If system errors occur during rekeying, such as IO errors or crashes, LDT can manage and recover from them after the system error is fixed.
Finish
When all of the required files in the GuardPoint have been rekeyed, the system and storage resources used by LDT are released, except for the storage required for the extended attributes. Upon completion of rekey, the rekey status of the GuardPoint is rekeyed.
Summary
The following table summarizes the strengths and weaknesses of the two file set transformation methods.
Factor | Copy Method | The dataxform Utility Method | Live Data Transformation |
---|---|---|---|
Temporary storage required | Equal to size of file set. | Sufficient to hold a list of path names of files in file set. | Additional space is required to store LDT metadata only. |
Security | File data is unprotected while in copy utility’s buffers. | File data is never outside the CTE GuardPoint. | File data is never outside the CTE GuardPoint. |
Initial encryption | Files can be copied directly from source directory to a CTE-protected directory. | Files must be in a protected location before transformation. | Files must be in a protected location before transformation. |
Operational impact | No access to files during transformation. Path names or operating procedures must be adjusted after transformation. | No access to files during transformation. | No other impact on operating procedures. |
Recoverability | Restart copy operation at, or prior to, point of failure. | Files undergoing transformation at the point of failure must be discovered from dataxform logs and restored from backup. | Transformation process automatically restarts from the point of failure. |
Protection Policies
The basic unit of CTE data protection policy application is the GuardPoint.

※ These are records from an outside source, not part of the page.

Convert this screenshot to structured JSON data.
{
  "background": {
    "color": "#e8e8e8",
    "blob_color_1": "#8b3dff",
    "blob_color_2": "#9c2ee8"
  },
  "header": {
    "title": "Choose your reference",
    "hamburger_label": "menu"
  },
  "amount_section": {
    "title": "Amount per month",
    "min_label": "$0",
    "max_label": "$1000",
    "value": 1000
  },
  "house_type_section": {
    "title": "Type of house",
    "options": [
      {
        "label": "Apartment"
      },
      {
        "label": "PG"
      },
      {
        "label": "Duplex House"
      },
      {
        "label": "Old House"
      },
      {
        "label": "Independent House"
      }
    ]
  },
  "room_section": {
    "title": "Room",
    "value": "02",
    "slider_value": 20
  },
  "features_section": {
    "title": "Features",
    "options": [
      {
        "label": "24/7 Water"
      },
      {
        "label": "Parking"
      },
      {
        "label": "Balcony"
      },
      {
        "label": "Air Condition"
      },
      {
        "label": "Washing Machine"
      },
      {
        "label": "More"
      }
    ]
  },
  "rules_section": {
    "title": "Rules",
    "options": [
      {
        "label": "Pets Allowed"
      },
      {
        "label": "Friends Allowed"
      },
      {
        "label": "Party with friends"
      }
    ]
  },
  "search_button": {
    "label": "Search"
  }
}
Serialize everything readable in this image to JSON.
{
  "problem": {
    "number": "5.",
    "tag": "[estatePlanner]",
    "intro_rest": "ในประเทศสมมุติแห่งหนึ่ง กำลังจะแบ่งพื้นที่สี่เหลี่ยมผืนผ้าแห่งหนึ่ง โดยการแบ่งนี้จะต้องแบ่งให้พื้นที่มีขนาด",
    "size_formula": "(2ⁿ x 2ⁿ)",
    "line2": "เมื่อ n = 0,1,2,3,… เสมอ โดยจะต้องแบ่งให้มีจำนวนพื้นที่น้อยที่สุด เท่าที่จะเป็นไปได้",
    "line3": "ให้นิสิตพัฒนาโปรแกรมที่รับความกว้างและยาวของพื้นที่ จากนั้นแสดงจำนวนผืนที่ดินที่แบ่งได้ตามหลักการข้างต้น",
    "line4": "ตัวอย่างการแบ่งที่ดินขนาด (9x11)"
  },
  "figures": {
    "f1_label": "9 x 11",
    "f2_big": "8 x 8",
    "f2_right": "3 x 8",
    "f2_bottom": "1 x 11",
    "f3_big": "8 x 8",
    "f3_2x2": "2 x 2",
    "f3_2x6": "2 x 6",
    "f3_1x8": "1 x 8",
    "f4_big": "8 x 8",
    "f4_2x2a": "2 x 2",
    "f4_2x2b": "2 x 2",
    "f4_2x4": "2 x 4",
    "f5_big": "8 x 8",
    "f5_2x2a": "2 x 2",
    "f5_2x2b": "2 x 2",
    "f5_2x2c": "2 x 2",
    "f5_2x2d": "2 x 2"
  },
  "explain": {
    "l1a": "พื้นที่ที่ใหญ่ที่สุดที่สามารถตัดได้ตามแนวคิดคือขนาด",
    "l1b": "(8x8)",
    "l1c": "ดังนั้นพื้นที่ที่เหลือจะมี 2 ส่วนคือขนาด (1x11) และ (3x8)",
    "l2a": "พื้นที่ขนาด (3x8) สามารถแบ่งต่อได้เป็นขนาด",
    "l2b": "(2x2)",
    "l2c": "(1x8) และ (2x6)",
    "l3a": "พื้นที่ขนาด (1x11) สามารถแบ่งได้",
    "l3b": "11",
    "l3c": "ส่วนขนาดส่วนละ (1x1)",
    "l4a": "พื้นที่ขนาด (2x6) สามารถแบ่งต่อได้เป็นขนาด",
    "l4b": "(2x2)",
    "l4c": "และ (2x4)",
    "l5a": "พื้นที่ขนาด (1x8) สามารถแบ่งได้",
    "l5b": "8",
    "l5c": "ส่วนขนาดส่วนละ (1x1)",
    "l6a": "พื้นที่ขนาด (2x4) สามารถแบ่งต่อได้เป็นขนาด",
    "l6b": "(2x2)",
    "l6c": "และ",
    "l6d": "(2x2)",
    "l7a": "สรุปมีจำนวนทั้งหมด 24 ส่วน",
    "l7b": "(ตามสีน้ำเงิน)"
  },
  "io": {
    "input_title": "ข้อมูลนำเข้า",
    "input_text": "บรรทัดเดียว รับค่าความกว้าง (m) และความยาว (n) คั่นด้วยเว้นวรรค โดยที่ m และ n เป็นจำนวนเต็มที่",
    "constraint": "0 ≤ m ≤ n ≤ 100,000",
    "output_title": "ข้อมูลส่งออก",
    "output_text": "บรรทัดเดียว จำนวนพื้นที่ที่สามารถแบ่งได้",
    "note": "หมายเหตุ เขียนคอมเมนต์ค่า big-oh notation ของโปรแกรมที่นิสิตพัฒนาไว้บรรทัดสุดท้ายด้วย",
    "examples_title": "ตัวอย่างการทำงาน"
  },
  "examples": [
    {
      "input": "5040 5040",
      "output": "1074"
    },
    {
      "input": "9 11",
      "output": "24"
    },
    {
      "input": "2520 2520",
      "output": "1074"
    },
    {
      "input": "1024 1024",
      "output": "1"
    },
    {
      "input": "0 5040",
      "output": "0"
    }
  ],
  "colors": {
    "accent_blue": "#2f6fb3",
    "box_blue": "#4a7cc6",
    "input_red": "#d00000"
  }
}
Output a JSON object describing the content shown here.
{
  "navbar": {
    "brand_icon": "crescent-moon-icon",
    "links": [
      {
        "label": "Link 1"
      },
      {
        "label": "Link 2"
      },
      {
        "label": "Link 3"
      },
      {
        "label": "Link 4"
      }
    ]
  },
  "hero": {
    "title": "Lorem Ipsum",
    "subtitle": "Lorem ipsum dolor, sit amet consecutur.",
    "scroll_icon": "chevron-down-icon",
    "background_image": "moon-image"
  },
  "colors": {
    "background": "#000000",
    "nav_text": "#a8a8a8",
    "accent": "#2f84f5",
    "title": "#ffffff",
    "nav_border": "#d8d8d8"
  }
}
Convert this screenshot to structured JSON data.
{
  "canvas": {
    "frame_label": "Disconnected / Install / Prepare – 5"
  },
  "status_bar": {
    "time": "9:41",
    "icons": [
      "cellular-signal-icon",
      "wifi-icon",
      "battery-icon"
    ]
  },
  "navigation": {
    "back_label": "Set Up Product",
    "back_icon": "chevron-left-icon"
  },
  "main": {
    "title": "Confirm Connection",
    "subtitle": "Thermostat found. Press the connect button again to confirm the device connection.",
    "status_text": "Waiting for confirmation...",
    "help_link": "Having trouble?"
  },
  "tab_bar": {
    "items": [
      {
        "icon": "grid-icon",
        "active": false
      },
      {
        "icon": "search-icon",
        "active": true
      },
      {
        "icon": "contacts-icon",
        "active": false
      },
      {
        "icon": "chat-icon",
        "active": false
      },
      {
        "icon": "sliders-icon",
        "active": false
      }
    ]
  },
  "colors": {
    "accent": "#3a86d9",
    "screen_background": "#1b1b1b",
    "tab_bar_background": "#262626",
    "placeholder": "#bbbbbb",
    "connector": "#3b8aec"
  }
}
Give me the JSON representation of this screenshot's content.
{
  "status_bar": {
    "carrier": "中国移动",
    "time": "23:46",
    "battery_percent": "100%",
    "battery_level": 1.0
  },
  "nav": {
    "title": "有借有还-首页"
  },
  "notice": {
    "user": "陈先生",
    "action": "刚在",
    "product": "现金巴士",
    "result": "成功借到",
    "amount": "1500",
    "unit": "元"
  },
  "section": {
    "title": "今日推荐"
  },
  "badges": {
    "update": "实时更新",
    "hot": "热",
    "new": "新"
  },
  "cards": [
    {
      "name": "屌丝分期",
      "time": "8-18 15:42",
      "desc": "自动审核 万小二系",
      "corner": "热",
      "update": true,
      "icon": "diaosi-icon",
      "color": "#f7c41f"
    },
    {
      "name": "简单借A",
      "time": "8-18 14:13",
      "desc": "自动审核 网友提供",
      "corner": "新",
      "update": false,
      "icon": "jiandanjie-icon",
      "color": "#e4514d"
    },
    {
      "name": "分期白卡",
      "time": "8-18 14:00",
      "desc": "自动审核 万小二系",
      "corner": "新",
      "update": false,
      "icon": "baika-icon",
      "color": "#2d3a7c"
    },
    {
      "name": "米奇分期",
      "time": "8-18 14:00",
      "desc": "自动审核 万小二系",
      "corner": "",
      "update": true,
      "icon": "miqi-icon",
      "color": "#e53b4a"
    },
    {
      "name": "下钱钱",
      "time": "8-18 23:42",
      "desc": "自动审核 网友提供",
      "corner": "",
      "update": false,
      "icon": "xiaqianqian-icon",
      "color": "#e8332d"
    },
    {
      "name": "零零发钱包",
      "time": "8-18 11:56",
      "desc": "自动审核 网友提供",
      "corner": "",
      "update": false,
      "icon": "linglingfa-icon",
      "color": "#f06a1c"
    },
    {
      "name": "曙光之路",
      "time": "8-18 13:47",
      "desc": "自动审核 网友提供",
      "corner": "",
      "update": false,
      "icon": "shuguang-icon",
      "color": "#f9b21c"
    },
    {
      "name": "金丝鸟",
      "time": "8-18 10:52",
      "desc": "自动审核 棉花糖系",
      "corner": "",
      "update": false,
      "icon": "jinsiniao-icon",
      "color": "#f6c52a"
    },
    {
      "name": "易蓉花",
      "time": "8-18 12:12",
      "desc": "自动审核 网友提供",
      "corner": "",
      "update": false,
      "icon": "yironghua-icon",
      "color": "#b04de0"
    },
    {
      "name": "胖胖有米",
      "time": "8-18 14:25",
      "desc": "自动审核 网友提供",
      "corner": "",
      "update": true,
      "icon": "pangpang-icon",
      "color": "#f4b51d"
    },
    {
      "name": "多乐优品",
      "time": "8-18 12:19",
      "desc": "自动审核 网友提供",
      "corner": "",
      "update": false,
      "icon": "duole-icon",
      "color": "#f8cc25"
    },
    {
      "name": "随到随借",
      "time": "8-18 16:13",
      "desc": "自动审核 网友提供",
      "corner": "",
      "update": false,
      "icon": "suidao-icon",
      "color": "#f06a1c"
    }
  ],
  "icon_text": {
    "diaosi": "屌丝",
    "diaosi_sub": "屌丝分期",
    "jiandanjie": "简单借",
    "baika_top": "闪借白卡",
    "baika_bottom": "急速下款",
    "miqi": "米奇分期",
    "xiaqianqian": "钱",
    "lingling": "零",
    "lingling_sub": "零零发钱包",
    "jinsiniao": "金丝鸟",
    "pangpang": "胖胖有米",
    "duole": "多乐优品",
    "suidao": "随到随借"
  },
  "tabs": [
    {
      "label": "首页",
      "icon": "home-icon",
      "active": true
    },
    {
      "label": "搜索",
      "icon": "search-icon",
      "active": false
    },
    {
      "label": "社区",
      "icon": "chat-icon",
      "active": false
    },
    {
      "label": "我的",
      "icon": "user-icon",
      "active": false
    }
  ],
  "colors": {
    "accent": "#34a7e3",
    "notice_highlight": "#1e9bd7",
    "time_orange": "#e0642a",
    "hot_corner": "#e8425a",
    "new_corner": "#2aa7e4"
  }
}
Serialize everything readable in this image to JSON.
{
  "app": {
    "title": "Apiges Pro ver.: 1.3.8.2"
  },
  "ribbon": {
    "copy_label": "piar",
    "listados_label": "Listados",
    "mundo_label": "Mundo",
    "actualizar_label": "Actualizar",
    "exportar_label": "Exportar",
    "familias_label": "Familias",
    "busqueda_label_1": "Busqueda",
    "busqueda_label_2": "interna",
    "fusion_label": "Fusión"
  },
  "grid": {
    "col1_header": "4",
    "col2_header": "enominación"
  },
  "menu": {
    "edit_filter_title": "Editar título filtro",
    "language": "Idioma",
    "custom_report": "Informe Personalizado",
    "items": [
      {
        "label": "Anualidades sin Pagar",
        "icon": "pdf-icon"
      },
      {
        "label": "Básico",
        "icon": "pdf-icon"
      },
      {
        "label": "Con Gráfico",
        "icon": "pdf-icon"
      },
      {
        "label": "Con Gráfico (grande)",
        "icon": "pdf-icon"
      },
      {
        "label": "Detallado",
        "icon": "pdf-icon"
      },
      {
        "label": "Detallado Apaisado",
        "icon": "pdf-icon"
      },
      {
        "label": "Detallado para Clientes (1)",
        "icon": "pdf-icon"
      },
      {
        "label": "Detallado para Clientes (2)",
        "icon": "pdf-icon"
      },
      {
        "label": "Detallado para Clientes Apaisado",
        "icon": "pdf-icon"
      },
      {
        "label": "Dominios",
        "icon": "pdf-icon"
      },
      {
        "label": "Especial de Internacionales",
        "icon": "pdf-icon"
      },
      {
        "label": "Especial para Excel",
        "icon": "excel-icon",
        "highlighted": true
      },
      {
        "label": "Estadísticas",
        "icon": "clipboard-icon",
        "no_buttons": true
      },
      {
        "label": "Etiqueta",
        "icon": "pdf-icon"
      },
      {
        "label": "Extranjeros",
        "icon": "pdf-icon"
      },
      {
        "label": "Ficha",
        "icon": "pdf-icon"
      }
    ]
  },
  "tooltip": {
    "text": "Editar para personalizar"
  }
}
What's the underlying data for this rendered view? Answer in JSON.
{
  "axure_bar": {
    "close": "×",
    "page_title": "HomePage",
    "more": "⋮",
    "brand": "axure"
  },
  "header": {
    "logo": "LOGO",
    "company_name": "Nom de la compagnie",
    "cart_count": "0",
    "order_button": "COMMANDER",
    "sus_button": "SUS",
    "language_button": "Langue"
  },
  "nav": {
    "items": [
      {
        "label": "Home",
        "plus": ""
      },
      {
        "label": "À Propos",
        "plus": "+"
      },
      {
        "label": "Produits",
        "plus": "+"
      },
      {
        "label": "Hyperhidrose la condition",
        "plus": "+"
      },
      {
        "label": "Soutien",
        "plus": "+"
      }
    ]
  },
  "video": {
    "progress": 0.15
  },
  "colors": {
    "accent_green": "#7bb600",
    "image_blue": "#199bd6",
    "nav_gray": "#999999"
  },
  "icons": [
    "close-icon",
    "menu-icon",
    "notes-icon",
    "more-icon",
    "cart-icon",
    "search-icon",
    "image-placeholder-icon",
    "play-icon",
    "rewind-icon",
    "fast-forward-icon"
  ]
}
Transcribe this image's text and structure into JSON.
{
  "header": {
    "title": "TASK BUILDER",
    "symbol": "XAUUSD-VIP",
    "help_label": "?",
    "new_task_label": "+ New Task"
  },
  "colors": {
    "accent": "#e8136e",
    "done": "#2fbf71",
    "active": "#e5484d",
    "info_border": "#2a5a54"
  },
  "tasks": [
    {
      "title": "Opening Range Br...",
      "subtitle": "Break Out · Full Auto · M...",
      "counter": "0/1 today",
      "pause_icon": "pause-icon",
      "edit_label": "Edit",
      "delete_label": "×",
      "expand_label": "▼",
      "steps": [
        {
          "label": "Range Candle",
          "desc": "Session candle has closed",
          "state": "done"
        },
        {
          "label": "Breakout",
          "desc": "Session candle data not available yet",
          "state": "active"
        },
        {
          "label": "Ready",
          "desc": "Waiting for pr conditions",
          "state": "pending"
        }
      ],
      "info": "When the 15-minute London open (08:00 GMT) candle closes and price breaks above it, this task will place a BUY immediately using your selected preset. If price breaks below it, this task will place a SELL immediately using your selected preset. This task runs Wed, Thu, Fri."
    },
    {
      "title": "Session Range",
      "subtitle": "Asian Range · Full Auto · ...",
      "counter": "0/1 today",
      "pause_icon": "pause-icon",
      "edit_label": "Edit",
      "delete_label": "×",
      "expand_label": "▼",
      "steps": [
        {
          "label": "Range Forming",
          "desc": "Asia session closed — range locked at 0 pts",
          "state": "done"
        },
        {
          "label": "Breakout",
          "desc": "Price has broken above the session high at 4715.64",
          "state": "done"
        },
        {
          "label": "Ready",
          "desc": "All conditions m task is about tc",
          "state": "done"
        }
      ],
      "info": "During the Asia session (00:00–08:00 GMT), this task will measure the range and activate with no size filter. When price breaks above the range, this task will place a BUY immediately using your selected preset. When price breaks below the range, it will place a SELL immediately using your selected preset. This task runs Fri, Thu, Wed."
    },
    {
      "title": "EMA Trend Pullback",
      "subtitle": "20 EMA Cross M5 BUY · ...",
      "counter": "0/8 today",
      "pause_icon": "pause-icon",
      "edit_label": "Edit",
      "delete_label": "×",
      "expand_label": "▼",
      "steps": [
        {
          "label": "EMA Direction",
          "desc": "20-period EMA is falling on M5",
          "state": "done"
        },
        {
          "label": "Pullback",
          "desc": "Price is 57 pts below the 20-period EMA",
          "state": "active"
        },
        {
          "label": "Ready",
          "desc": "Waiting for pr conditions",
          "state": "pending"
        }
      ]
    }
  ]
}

GuardPoints are typically associated with file system mount points, but may also be associated with directory sub-trees.
Note
Nested mount points within a directory, or mount points protected by a GuardPoint, are also protected in Linux environments.
All files in the directory hierarchy, below a GuardPoint, are subject to the GuardPoint’s policy, which consists of rules that specify:
- Protected files: Filenames or filename patterns (example: *.dat) to which the policy applies.
- Authorized users: User(s) group(s), and application(s) permitted to access the protected files.
- Permissions: Actions permitted to users (example: create/delete, read/write, rename, decrypt).
Policies also specify the name of an encryption algorithm and a key for encrypting protected files. For example, a policy might specify that all Excel workbooks protected by a GuardPoint be encrypted using an AES256 key called EXCEL‐KEY. Additionally, only users in group 128 have access to the files. All other files that are not encrypted, are freely accessible to all users.
Types of Policies
CTE Agents use two types of policies:
Initial Data Transformation
Dataxform policies contain the elements listed above, plus a data transformation key, used by the dataxform utility to rekey file data. Transformation policies contain strict access control rules that prevent application and user access to files during transformation. CTE only uses dataxform policies for the initial transformation. Afterwards, you replace it with a production policy.
Dataxform operates on a per-GuardPoint basis. For initial encryption, the dataxform policy specifies a clear production key (meaning that the utility does not decrypt data because the data is unencrypted) and a new data transformation key to encrypt the data.
Production/Standard
Production policies contain the elements listed above. They protect data within GuardPoint(s) during day-to-day IT operations.
For decryption, the policy specifies a clear data transformation key (that is, the utility does not re‐encrypt files as it rewrites them) and the current production key.
A rekeying transformation policy specifies both a current production (“old”) key and a transformation (“new”) key.